Government Shutdown Distorted Previous Data

Analysts noted that the sharp slowdown in the fourth quarter was largely driven by last year’s 43-day government shutdown, which caused the biggest drop in federal spending since 1972.

In the first quarter, government spending rebounded, supported mainly by higher nondefense expenditures, including federal employee compensation. However, the BEA cautioned that spending patterns were still influenced by the earlier disruption.

AI Investment Supports Growth

A key driver of economic growth was continued investment in data centers, fueled by demand for artificial intelligence infrastructure. This helped offset softer consumer spending, which has weakened since the escalation of geopolitical tensions in late February.

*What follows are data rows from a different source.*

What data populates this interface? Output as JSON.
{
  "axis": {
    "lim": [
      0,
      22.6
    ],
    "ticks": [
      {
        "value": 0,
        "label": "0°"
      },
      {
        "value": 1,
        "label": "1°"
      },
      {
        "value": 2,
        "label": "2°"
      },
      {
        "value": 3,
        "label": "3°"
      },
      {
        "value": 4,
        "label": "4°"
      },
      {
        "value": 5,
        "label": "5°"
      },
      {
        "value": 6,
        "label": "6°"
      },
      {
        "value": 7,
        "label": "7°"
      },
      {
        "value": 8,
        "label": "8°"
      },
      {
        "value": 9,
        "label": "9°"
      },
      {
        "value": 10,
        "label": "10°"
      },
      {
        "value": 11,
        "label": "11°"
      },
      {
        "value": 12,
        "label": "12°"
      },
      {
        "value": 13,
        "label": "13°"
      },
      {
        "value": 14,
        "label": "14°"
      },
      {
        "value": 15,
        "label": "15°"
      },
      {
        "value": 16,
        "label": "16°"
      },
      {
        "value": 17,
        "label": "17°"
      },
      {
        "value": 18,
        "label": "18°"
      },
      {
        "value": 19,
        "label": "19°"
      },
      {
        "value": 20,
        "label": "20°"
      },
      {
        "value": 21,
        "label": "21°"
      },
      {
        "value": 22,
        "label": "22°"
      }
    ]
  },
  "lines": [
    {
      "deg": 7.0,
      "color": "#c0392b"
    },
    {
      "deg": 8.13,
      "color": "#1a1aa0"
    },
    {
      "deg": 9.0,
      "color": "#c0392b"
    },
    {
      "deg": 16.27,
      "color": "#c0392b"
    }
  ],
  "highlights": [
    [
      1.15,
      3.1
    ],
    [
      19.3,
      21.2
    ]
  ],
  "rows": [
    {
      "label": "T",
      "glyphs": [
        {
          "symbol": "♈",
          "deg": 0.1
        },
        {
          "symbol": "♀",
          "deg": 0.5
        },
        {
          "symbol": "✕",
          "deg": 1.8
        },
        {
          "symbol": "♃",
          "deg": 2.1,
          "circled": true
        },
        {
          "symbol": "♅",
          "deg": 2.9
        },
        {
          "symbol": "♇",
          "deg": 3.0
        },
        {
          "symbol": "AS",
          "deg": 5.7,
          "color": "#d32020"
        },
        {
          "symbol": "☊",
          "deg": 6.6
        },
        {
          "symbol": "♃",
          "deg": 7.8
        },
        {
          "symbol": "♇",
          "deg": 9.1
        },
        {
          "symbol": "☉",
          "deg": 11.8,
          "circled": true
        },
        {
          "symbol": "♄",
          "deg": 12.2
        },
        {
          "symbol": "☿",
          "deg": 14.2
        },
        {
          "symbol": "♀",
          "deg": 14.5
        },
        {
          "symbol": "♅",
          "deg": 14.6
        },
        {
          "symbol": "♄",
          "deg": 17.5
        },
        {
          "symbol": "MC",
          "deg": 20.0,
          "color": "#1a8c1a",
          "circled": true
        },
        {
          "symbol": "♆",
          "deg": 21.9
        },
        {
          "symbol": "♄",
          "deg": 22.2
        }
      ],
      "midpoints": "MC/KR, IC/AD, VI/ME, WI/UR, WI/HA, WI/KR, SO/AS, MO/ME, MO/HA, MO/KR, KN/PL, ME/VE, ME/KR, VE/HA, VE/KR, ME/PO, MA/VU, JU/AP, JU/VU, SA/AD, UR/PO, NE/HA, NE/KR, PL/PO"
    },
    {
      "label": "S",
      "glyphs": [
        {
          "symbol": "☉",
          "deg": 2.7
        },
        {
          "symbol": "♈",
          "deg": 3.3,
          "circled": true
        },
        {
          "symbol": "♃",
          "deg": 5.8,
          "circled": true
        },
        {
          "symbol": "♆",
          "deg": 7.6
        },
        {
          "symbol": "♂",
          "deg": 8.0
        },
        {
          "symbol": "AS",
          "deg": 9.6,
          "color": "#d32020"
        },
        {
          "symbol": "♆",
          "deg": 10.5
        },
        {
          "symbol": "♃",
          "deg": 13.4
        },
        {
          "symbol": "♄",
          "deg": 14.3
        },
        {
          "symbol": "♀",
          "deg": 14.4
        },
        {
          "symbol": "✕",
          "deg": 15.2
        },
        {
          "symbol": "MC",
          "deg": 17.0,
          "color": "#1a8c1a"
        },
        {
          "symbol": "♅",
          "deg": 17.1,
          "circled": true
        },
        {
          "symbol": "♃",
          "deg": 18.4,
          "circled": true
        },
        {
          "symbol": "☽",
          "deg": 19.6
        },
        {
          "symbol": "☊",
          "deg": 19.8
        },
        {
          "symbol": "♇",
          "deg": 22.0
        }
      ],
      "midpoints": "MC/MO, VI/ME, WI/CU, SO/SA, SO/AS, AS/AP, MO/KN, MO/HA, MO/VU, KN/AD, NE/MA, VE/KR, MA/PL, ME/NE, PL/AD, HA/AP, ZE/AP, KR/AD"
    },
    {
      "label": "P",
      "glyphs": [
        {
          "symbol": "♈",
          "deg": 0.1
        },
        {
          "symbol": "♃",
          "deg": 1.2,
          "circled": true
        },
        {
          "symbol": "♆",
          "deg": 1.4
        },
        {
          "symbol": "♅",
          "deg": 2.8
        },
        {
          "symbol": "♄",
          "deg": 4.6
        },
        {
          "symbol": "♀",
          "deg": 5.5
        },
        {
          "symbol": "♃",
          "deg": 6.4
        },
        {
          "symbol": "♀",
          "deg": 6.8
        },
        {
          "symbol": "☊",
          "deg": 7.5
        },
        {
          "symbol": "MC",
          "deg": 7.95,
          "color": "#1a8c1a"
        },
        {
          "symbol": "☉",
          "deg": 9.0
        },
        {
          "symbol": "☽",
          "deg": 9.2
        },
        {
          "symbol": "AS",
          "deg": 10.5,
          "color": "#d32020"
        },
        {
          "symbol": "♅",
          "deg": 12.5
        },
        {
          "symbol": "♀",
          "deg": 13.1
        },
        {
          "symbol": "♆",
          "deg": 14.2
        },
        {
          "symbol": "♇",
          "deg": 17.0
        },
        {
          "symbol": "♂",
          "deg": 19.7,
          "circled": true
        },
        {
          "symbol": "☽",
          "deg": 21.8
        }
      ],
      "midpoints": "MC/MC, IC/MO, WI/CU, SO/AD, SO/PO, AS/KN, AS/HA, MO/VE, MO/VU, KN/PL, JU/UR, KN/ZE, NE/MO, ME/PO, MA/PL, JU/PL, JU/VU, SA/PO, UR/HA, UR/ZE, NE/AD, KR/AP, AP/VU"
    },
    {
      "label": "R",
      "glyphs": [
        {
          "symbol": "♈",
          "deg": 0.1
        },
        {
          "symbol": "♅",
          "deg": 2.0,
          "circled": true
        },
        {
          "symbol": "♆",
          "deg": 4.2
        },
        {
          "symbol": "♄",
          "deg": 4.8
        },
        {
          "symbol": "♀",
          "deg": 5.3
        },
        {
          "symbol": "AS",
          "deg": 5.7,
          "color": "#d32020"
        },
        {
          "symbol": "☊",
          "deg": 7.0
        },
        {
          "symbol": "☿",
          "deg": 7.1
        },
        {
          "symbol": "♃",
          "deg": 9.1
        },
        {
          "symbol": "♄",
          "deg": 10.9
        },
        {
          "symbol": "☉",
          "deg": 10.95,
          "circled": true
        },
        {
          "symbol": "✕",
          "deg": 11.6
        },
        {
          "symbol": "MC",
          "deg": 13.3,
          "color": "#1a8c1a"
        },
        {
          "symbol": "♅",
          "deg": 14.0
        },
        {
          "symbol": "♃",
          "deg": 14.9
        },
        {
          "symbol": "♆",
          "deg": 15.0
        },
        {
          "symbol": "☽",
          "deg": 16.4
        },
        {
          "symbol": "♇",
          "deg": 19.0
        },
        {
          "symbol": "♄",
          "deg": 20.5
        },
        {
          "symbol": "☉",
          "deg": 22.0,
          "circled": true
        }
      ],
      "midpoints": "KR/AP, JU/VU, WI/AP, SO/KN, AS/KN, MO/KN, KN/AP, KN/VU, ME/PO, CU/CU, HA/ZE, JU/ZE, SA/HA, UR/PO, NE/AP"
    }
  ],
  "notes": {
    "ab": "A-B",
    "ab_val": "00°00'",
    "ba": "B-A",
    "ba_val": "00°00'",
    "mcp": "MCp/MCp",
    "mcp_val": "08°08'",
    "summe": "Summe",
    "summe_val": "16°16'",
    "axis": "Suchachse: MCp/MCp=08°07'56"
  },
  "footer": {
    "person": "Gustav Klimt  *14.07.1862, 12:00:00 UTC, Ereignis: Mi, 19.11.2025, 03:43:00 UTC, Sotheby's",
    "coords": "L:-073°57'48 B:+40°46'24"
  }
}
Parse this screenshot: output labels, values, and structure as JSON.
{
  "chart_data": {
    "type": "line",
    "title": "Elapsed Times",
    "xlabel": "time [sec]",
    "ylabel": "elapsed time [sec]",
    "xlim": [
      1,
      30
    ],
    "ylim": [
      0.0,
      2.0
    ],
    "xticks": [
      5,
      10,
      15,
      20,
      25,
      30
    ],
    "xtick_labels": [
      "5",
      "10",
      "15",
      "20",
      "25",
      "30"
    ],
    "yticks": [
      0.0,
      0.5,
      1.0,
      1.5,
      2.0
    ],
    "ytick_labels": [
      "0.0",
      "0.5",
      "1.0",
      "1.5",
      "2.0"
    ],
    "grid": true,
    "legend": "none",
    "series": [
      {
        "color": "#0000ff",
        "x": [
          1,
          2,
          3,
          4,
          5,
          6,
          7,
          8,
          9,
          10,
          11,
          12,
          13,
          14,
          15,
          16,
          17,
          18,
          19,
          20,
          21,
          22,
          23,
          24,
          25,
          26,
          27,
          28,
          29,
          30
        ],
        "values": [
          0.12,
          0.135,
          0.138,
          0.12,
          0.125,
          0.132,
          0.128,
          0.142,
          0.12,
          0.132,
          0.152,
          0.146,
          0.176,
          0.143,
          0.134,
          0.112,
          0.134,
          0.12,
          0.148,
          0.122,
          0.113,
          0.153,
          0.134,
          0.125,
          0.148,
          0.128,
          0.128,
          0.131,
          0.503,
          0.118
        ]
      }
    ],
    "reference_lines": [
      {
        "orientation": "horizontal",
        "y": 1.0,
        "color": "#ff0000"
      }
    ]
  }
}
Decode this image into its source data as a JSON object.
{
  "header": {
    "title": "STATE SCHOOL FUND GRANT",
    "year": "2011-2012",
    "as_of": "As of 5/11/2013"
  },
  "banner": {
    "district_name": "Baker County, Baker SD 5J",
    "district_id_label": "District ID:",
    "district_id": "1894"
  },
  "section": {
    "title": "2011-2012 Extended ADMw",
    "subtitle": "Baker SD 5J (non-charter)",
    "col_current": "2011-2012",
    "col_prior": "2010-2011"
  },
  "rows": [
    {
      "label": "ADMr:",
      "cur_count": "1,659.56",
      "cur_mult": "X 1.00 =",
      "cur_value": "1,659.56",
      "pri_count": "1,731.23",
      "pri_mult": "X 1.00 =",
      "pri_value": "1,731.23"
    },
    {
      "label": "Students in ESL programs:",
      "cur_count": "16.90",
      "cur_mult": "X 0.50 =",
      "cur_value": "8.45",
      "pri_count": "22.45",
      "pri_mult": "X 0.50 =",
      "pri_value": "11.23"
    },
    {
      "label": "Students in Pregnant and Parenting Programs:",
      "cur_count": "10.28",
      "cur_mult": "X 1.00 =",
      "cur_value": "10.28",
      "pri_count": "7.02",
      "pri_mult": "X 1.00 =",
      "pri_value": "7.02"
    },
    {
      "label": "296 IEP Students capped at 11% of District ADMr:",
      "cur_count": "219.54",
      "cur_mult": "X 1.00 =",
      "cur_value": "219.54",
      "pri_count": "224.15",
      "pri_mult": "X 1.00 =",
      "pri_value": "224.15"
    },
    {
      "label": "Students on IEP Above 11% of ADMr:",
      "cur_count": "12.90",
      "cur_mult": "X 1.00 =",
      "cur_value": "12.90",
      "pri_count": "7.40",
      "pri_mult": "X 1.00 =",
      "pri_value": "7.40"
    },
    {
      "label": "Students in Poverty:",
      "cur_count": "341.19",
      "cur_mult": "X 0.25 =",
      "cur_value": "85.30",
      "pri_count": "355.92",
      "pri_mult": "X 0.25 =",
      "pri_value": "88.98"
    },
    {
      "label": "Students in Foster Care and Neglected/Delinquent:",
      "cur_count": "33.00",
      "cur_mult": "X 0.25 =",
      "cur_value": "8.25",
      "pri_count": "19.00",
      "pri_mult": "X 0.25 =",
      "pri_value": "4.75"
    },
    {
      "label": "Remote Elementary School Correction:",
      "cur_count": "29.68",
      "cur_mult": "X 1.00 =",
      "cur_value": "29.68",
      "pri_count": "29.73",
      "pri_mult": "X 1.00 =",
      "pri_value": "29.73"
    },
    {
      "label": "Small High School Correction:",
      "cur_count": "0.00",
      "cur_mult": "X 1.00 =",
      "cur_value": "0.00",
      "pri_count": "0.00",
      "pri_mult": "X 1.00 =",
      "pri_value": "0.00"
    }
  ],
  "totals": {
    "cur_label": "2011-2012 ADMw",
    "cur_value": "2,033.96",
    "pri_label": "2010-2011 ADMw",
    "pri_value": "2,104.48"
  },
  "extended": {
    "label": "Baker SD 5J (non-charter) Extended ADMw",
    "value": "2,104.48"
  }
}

Rising Energy Prices Weigh on Consumers

Energy costs surged during the quarter, pushing gasoline prices above $4 per gallon. The increase followed supply disruptions linked to the Iran conflict, particularly around the Strait of Hormuz—a critical channel for global oil flows.

Analysts at CIBC warned that higher fuel costs are likely to further slow consumer spending in the coming months.

U.S. Dollar Benefits from Safe-Haven Demand

Despite rising energy prices, some investors view the U.S. economy as relatively resilient due to its status as a major energy exporter. This perception has supported demand for the U.S. dollar as a safe-haven asset during the geopolitical crisis.

Inflation Accelerates in March

Inflation indicators showed a clear pickup. The personal consumption expenditures (PCE) price index, closely watched by the Federal Reserve, rose 3.5% year-on-year and 0.9% month-on-month in March, both in line with expectations but higher than the previous month.

Core Inflation Remains Elevated

Excluding food and energy, core PCE inflation increased to 3.2% annually, up from 3.0% in February.

On a quarterly basis, core PCE rose to 4.3% in Q1, compared to 2.7% previously, exceeding expectations of 4.1%. Analysts described the reading as “uncomfortably high,” signaling persistent inflationary pressure.